On the sales floor, customers feel like they know more about what the dealership is offering, observed J.D. Ney, Canadian automotive practice lead at J.D. Power. It’s a challenge that Francois Lefevre, senior manager of corporate planning and market intelligence at Nissan Canada, acknowledged. When EV sales ebb and flow and are a small percentage of overall vehicles sold, it’s difficult to be on top of all the features of them.

“So that’s a challenge for the retailers. So I can’t critique our retailers above that,” he told Auto Service World at the 2023 Canadian International AutoShow. “What we can do is support them with solid education. So we’ve taken a step back and educated our dealers — that’s the second point after our website to talk about EVs and how they work [and] also talk about the infrastructure and how you charge this car.’

But when in need of servicing, owners are finding a lack of knowledge in this area as well.

“And so there’s just not overly impressed with the product knowledge that they’re currently finding. And the same thing is mostly true on the service side,” Ney said during AIA Canada’s National Conference.

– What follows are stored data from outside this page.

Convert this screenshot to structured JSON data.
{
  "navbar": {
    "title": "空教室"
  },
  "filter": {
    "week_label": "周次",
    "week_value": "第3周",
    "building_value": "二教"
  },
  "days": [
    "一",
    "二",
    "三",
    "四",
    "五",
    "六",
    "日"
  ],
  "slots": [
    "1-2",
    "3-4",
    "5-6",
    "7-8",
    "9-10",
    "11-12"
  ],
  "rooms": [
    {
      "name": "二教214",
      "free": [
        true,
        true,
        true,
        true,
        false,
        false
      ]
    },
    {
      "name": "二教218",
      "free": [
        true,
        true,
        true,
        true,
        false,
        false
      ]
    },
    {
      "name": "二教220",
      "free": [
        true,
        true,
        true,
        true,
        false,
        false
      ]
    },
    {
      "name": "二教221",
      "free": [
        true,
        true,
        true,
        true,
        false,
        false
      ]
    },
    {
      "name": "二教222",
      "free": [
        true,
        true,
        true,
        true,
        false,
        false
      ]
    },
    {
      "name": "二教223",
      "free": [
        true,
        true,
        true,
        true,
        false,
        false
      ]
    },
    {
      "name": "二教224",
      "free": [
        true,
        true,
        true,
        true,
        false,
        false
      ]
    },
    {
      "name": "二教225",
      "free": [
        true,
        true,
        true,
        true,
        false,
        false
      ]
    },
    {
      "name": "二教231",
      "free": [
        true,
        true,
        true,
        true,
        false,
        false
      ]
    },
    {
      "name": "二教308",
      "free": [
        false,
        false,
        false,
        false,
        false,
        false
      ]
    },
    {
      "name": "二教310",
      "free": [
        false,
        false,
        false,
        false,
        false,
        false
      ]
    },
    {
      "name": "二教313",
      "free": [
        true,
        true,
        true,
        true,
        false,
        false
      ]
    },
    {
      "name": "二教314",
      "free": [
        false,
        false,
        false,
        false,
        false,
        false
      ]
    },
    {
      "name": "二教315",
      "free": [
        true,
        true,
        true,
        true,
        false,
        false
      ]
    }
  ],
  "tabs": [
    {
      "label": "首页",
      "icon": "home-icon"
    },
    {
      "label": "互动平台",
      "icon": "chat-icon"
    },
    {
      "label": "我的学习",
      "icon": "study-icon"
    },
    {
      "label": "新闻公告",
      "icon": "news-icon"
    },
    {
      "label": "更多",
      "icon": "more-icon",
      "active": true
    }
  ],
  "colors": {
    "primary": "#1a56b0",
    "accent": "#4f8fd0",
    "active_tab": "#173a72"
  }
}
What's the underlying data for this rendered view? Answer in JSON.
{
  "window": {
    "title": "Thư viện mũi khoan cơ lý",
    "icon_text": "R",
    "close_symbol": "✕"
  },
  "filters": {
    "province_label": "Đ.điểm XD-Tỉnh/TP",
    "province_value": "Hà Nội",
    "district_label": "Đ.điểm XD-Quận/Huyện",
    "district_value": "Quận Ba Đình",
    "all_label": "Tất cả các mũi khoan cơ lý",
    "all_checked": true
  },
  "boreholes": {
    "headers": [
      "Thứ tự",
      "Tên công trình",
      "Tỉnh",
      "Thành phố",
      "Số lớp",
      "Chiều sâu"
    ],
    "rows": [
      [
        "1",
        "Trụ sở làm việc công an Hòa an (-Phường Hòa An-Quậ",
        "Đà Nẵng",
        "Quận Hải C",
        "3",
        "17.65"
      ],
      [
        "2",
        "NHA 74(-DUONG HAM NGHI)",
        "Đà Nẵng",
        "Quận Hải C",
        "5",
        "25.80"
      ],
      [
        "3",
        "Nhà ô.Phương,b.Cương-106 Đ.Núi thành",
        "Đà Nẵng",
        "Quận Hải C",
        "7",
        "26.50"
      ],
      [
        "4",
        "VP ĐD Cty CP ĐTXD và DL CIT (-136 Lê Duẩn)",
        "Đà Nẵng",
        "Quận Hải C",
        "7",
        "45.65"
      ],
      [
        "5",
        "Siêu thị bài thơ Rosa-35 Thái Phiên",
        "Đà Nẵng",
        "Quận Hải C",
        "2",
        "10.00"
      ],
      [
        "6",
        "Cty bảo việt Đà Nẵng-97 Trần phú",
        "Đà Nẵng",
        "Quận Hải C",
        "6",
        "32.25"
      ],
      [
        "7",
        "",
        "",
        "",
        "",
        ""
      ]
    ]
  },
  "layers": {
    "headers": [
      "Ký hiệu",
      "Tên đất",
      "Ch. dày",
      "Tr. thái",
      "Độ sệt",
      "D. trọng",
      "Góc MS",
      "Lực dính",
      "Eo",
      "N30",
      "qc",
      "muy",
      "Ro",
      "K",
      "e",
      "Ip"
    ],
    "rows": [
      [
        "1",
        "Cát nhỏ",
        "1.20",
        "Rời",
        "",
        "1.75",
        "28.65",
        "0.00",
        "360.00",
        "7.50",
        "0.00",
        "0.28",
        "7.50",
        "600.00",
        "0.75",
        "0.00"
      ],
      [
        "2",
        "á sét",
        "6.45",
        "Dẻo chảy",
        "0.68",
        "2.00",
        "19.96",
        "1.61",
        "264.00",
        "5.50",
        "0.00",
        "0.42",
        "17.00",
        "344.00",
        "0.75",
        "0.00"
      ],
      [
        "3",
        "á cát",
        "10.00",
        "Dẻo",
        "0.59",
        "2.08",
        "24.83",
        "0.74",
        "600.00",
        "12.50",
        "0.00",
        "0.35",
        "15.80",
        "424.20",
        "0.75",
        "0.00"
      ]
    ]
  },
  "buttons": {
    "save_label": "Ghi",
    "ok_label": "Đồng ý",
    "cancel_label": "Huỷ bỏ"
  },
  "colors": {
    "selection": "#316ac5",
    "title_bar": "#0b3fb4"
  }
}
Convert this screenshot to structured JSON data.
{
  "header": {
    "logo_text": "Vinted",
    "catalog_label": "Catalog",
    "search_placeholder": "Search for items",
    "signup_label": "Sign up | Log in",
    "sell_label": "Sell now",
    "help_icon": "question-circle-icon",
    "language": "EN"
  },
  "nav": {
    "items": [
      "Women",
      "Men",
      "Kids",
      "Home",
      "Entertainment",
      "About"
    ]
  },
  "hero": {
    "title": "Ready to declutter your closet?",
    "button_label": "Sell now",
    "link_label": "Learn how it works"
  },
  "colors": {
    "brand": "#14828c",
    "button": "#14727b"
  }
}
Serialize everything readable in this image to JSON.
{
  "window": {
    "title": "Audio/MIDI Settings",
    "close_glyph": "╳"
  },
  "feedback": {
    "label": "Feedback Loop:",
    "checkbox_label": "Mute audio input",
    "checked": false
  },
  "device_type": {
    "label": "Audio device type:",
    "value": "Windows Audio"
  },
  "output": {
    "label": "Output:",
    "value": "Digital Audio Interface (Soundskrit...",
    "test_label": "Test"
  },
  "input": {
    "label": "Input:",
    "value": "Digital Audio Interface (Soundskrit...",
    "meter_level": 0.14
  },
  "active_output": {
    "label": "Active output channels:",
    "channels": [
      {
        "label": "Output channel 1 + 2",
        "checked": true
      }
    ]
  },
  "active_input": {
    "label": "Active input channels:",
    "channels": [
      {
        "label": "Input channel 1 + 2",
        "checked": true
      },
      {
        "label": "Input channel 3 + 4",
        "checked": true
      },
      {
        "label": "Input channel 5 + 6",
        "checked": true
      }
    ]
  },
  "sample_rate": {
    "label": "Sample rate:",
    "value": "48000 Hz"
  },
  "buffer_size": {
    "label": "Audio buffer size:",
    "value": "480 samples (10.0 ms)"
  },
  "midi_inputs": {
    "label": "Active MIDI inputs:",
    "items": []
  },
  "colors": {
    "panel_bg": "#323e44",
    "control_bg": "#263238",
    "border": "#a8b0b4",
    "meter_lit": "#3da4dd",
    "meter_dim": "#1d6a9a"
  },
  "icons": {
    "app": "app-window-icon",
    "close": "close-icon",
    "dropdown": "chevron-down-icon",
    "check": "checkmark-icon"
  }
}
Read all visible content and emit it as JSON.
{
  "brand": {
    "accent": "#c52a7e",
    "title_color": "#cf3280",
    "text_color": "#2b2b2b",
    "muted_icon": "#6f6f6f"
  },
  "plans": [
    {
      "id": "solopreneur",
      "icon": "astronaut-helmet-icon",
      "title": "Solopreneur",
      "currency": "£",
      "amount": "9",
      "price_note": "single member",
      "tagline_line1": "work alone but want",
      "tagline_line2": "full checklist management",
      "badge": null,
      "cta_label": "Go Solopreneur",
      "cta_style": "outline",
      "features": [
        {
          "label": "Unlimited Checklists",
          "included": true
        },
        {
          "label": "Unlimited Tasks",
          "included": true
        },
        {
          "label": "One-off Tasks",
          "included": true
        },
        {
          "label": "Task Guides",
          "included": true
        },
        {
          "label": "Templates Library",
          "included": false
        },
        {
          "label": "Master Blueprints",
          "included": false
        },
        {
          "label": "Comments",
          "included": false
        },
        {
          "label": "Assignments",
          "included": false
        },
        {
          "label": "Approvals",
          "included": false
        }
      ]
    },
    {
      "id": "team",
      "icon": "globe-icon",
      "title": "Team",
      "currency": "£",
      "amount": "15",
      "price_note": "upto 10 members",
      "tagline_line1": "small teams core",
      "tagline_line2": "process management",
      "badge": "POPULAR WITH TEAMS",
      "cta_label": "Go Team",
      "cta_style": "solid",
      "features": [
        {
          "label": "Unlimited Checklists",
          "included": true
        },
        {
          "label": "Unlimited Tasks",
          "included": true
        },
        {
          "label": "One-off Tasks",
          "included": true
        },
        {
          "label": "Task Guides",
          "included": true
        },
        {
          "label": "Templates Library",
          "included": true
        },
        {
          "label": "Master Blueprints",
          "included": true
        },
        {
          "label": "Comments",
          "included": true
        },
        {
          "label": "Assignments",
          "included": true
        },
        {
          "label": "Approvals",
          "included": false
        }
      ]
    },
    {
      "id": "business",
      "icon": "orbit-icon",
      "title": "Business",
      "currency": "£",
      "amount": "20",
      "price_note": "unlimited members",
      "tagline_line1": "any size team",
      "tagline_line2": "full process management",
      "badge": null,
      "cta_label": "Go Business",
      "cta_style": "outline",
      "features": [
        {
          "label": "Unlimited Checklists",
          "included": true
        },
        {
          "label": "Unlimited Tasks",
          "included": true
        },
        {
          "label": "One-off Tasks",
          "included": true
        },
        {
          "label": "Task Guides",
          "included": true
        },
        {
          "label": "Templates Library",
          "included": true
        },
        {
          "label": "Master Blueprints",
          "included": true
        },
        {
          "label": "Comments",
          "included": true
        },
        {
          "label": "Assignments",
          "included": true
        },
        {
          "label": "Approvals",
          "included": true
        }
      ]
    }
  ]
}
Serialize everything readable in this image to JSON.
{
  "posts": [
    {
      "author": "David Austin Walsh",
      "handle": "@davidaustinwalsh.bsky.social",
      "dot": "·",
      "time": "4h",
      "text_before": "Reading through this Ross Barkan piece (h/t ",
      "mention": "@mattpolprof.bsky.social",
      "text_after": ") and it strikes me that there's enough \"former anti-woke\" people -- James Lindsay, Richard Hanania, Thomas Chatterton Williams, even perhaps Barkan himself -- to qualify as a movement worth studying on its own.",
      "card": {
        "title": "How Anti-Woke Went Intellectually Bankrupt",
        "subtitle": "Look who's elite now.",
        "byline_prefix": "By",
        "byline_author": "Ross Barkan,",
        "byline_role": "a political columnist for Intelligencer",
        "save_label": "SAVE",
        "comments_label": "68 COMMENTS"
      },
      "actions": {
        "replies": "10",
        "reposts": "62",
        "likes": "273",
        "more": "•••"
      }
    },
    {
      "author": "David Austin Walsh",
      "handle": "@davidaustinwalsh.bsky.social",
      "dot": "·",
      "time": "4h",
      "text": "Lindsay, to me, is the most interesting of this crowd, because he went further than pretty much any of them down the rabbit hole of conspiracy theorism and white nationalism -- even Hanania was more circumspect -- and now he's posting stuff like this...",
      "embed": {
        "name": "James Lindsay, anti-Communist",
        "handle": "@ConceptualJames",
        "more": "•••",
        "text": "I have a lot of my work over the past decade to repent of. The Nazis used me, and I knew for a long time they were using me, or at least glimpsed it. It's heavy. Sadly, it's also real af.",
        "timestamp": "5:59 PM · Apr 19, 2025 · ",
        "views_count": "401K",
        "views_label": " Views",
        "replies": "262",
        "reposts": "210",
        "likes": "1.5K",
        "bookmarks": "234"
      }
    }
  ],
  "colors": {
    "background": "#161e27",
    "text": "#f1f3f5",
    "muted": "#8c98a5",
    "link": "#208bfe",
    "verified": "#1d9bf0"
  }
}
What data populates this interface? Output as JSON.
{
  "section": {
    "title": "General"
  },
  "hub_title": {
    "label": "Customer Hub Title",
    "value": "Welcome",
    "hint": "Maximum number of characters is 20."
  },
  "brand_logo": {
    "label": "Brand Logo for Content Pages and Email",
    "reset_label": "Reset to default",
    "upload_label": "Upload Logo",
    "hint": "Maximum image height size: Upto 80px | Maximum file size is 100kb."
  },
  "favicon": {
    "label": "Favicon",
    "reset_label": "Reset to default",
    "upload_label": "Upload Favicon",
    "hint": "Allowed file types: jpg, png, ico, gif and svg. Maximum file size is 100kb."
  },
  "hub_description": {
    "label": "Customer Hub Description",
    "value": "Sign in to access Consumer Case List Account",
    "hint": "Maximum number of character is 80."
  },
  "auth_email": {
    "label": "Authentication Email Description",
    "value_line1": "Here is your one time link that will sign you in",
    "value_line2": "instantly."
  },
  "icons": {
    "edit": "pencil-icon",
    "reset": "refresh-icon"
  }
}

“What they’re telling us through the surveys is that they get there and it’s very clear that the advisor has really no idea how to deal with the vehicle. So a lot of brands have pumped EVs into the marketplace and training on the adviser side and the service manager side has not caught up with that.”

And here opens up an opportunity for the automotive aftermarket. If owners of electric vehicles are dissatisfied with the dealership experience due to a lack of knowledge, if the aftermarket can stand out, then they can claim that business.

“What we typically find is that when a customer has a single, first experience in the aftermarket, they are much more likely to continue servicing there,” Ney said. “Over a period of a few years, [they] begin to trust more and more of their service needs to that aftermarket location.”

It usually starts with a small service, like a tire change or, in an ICE world, an oil change. They have a good service experience. After a few of those, they start bringing their more complex needs to the aftermarket retailer.

“If we can just be better at making sure that … independent service providers have the tools, the resources and the parts they need when they need them, it’s not going to solve all the problems but it essentially increases the odds that that customer is going to have a superior service experience and then obviously trust our channel for more of their service needs going forward,” Ney said.